As I suspected the road to Innamincka was very rough in places, you feel like everything is going to shake apart, even your teeth. Heading west we crossed numerous sand dunes but the road was such that you had to slow at the top in case there were large potholes or bulldust or a turn in the road. In 1986 this road was smooth and it was great fun whizzing over the dunes. After the dunes you then head north on the Strzelecki Track, which was OK in places, but very corrugated in areas, and rough stones in other places. It seems like they gather gibber stones and spread them on the road embedded in clay. The clay wears away leaving the stones sticking out, it is a testament to the ruggedness of modern tyres that they can stand the pounding they get. You have to travel at least 70-80 Km/Hr and slip across the tops of the stones or corrugations or you get bounced all over the place. When the corrugations are very large there is nothing you can do when you are towing, any higher speed would be unsafe; you have to just wear it. You just have to shake all over. I did see another sunrise on the way from Fort Grey, but, with very few clouds, it was not very spectacular.
I crossed the dingo fence along the way, which follows the SA and Qld borders. The fence is not quite on the border, but the white post is Cameron Corner, where SA, Qld and NSW meet.
Along the way I decided to check the plug to the caravan and it was unplugged, dragging on the ground, must have been hit by a rock. Plugged it in but no connection. Unplugged it and found that all the inside was missing. Pressed on and luckily Innamincka Trading Post had a replacement so I set up camp and waited until the shade came over and rewired and tested the new one. Then I found the caravan’s reversing camera was not working so the next day found a broken wire and fixed that. I hope that’s all that’s broken.
I decided to camp at Cullyamurra Waterhole on the Cooper, which is 14 Km east of Innamincka. It is a beautiful spot, right on the Cooper, lots of trees, dirty and dusty, but that’s how it is out here. The waterhole is permanent and has been measured at 28 metres deep. There is a choke in the Cooper above the waterhole and the rushing water scoured out the waterhole to that depth. Howitt, on his mission to find what happened to Burke and Wills, camped at this water hole. My nephew, Rob, wanted a drone selfie so here it is. Not a very good one but the view of the campsite and waterhole is OK.

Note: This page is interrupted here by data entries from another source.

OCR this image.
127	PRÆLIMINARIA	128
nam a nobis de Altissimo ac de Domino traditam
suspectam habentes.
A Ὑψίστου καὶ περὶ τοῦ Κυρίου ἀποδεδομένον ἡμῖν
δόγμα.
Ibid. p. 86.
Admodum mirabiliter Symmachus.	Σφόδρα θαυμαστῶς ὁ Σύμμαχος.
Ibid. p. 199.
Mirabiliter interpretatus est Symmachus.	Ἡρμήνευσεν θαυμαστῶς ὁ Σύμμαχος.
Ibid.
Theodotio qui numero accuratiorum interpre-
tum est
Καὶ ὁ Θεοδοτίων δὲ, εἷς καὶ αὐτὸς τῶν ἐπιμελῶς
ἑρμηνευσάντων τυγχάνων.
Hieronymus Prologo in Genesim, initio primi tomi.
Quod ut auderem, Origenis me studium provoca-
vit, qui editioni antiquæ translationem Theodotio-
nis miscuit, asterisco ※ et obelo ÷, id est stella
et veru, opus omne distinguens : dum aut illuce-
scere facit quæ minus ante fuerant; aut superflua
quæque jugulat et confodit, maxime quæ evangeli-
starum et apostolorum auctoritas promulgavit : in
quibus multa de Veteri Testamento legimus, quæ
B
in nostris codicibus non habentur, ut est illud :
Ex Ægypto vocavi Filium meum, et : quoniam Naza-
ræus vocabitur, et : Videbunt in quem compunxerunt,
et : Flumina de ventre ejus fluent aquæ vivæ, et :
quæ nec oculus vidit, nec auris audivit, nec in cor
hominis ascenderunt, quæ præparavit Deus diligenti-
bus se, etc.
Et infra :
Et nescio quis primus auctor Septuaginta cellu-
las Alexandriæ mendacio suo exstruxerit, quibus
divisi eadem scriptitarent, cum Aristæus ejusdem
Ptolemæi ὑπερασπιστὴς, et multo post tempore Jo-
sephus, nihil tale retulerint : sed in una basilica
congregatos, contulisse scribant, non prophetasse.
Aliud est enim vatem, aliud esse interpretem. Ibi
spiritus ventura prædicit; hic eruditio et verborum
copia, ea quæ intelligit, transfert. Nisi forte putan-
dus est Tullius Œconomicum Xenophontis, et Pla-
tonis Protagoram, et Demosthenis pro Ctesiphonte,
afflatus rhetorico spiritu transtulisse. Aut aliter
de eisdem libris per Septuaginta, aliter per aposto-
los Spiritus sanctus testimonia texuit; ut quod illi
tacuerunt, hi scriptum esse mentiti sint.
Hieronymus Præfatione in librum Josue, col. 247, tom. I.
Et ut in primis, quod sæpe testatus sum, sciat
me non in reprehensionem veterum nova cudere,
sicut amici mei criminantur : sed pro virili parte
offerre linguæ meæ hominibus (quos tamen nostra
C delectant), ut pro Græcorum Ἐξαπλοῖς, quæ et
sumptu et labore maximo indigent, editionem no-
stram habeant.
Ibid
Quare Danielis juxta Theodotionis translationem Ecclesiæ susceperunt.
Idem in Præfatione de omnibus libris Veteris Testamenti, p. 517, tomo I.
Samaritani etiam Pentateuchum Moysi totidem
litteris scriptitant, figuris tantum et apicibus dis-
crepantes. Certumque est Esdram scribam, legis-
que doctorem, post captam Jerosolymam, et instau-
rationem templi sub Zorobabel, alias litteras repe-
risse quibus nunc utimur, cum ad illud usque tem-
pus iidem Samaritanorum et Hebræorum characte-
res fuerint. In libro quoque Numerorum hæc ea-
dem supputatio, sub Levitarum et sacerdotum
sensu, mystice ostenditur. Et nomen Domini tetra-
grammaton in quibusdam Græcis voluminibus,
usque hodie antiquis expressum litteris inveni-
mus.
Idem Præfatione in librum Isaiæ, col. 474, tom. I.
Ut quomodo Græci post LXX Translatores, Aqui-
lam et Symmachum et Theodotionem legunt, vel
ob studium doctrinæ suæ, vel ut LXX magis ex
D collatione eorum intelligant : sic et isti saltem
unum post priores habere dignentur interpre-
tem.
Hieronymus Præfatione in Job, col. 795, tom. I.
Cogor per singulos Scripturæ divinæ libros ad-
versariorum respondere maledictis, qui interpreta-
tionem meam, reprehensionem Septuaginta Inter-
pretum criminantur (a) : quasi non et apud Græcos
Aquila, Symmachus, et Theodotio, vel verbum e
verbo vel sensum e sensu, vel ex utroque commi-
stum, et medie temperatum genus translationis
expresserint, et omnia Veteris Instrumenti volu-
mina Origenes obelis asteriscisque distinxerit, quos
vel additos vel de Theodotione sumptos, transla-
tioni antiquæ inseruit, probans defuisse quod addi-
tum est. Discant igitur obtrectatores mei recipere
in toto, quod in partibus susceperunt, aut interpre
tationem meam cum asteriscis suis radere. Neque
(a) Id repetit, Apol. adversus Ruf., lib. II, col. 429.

I visited the dig tree, which is an amazing old coolabah. This is where Burke and Wills set up their camp 65, depot camp, before the four set off for the gulf. On the way I crossed the Cooper over a new Burke and Wills bridge. The bridge is 70 Metres long and the scale of it is testament to the size of the cooper when it floods. It is 70 metres long.
As we all know they arrived back at depot camp on the day that the four men, who had stayed at the depot camp led by Brahe, left for Menindee. Burke and Wills had spent 1/2 a day burying Grey on the way to the depot camp and, had they not done this, they would have arrived at the depot camp before the others had left. Against Will’s wishes, Burke insisted they set off for Mt Hopeless about 250 Km away, but when it was clear that they wouldn’t make it they tried to return to depot camp. But died in the attempt. What made it worse was that Burkes camp caught fire and nearly all the supplies were lost. Before Burke and Wills left the depot camp they left a note in the camel box under the dig tree and smoothed everything out so the aborigines would not find the note. The righthand photo is of the Dig Tree and the Cooper behind, it is an idyllic camping place
It is very hard to decipher the blaze on the Dig Tree, but the blaze is still there. In the 1920’s a likeness of burke was carved and a Coolibah next to the Dig Tree.
The party returning south to Menindee met by chance the Wrights relief party coming up from Menindee and the leaders Brahe and Wright rode back to the depot camp, looked around for 15 minutes and then left, as there were no signs of anyone having been there. On the way back to the depot Wills was the first to die about 15 Km west of Innamincka and I visited the place he died. Wills insisted that Burke and King leave him to die and that they should push on. The road in is crossed a number of dunes some of which were covered by yellow daisies, the result of a local shower a few weeks prior. It was the same in 1986 when we crossed the Simpson Desert; the daisies then were yellow and white and covered the desert in places. Cam and Deen were disappointed because they wanted to see a desert.
Burke then died about 6 Km east of Innamincka and Howitt buried his remains when he found them, which is shown in the painting which is in the State Library in Melbourne.
After a rest day yesterday I am off to Thargomingah, I have had enough of rough corrugated roads for this trip. But, on second thoughts, Currawinya National Park looks inviting, who knows. I have arrived safely at Thargomindah and will stay 2 nights. No TV and no radio but we do have Telstra 4G so I can catch up on my emails etc. The map below shows my journey so far. Google maps will not allow me to make the direct route from Mutawintji to Tibooburra, but insists I return to Broken Hill, which I did not.